Create dummy observations from lambdas
bvar_conj_lambda2dummy(Y_in, Z_in = NULL, constant = TRUE, p = 4, lambda = c(0.2, 1, 1, 1, 100, 100), delta = 1, s2_lag = NULL, y_bar_type = c("initial", "all"), carriero_hack = FALSE)
| Y_in | multivariate time series |
|---|---|
| Z_in | exogeneous variables |
| constant | logical, default is TRUE, whether the constant should be included |
| p | number of lags |
| lambda | vector = (l_1, l_lag, l_sc, l_io, l_const, l_exo), the l_kron is set to 1 automatically for conjugate N-IW prior. Short summary valid for NO sc/io case: sd(const in eq i) = l_const * sigma_i sd(exo in eq i)= l_exo * sigma_i sd(coef for var j lag l in eq i) = l_1*sigma_i/sigma_j/l^l_lag lambdas may be Inf l_io or l_sc equal to NA means no corresponding dummy observations |
| delta | vector [m x 1] or scalar or "AR1". Are used for prior Phi_1 and in sc/io dummy observations Scalar value is replicated m times.

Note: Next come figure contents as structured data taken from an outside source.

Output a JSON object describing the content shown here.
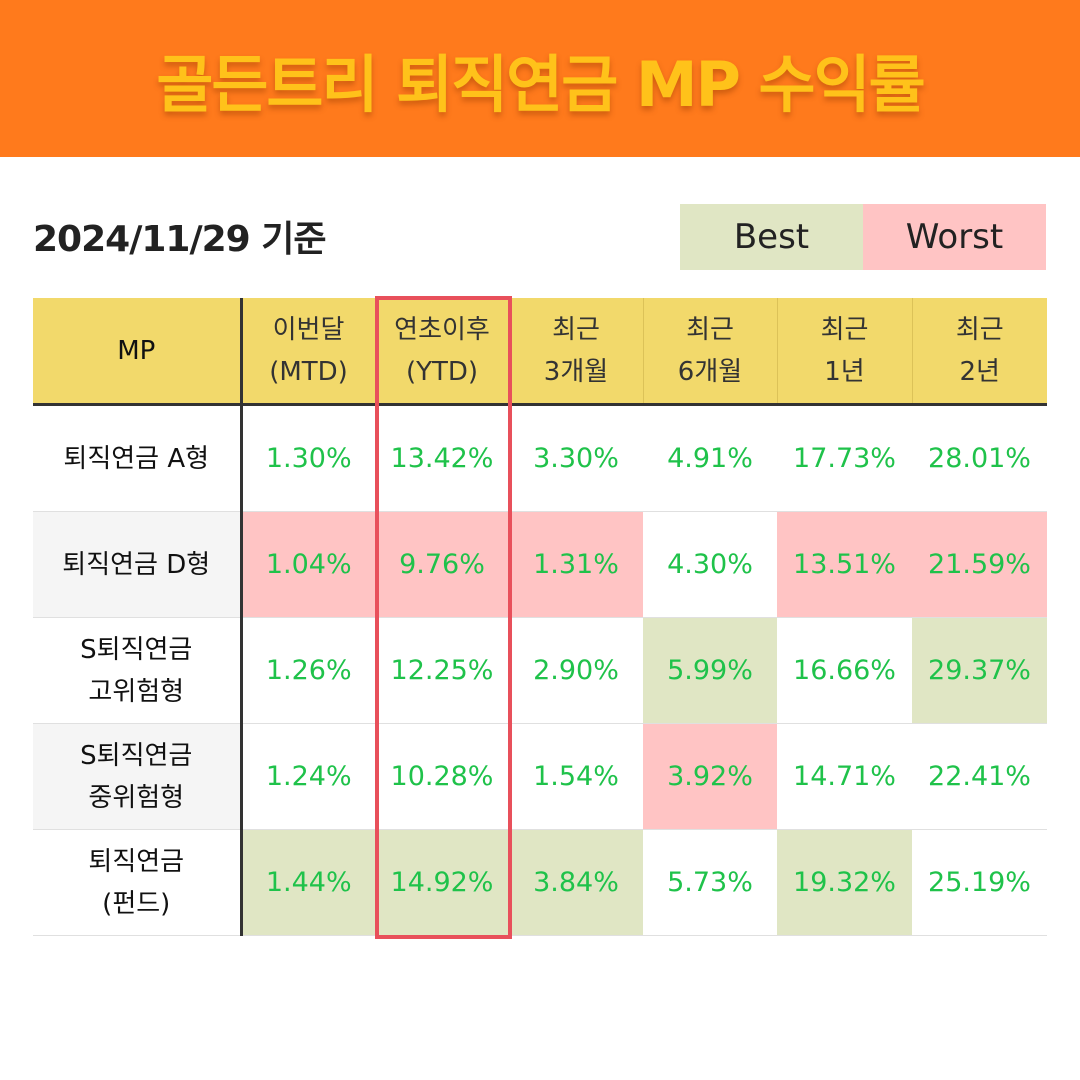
{
  "banner": {
    "title": "골든트리 퇴직연금 MP 수익률"
  },
  "date_label": "2024/11/29 기준",
  "legend": {
    "best": "Best",
    "worst": "Worst"
  },
  "colors": {
    "banner": "#ff7a1c",
    "title": "#ffc21a",
    "best": "#e0e6c4",
    "worst": "#ffc4c4",
    "header": "#f2d96b",
    "value": "#1fc24a",
    "highlight": "#e8505b"
  },
  "table": {
    "headers": [
      {
        "line1": "MP",
        "line2": ""
      },
      {
        "line1": "이번달",
        "line2": "(MTD)"
      },
      {
        "line1": "연초이후",
        "line2": "(YTD)"
      },
      {
        "line1": "최근",
        "line2": "3개월"
      },
      {
        "line1": "최근",
        "line2": "6개월"
      },
      {
        "line1": "최근",
        "line2": "1년"
      },
      {
        "line1": "최근",
        "line2": "2년"
      }
    ],
    "rows": [
      {
        "name1": "퇴직연금 A형",
        "name2": "",
        "values": [
          "1.30%",
          "13.42%",
          "3.30%",
          "4.91%",
          "17.73%",
          "28.01%"
        ],
        "marks": [
          "",
          "",
          "",
          "",
          "",
          ""
        ]
      },
      {
        "name1": "퇴직연금 D형",
        "name2": "",
        "values": [
          "1.04%",
          "9.76%",
          "1.31%",
          "4.30%",
          "13.51%",
          "21.59%"
        ],
        "marks": [
          "worst",
          "worst",
          "worst",
          "",
          "worst",
          "worst"
        ]
      },
      {
        "name1": "S퇴직연금",
        "name2": "고위험형",
        "values": [
          "1.26%",
          "12.25%",
          "2.90%",
          "5.99%",
          "16.66%",
          "29.37%"
        ],
        "marks": [
          "",
          "",
          "",
          "best",
          "",
          "best"
        ]
      },
      {
        "name1": "S퇴직연금",
        "name2": "중위험형",
        "values": [
          "1.24%",
          "10.28%",
          "1.54%",
          "3.92%",
          "14.71%",
          "22.41%"
        ],
        "marks": [
          "",
          "",
          "",
          "worst",
          "",
          ""
        ]
      },
      {
        "name1": "퇴직연금",
        "name2": "(펀드)",
        "values": [
          "1.44%",
          "14.92%",
          "3.84%",
          "5.73%",
          "19.32%",
          "25.19%"
        ],
        "marks": [
          "best",
          "best",
          "best",
          "",
          "best",
          ""
        ]
      }
    ]
  }
}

If set to "AR1" then deltas will be estimated as AR(1) coefficients (but not greater than one). Diagonal of Phi_1 is equal to delta. y_bar is multiplied by delta componentwise. All observations in Y_in are used to estimate AR(1) coefficient. By default delta is equal to 1. |
| s2_lag | number of lags in AR() model used to estimate s2 (equal to p by default) Carriero uses 1 in his matlab code |
| y_bar_type | (either "all" or "initial"). Determines how y_bar for sc and io dummy is calculated. "all": y_bar is mean of y for all observations, "initial": p initial observations Carriero: all, Sim-Zha: initial |
| carriero_hack | logical, if TRUE sigma^2 will be estimated using biased estimator and supposed error with no square roots in dummy observations will be reproduced FALSE by default |
dummy list containing: X_cniw, Y_cniw X_sc, Y_sc X_io, Y_io X_plus, Y_plus binding all corresponging Xs and Ys
Create dummy observations from lambdas. Lambdas specification is based on Carriero "Bayesian VARs: Specification Choices and Forecast Accuracy" section 3.2.
data(Yraw) dummy <- bvar_conj_lambda2dummy(Yraw, p = 4, lambda = c(0.2, 1, 1, 1, 100, 100))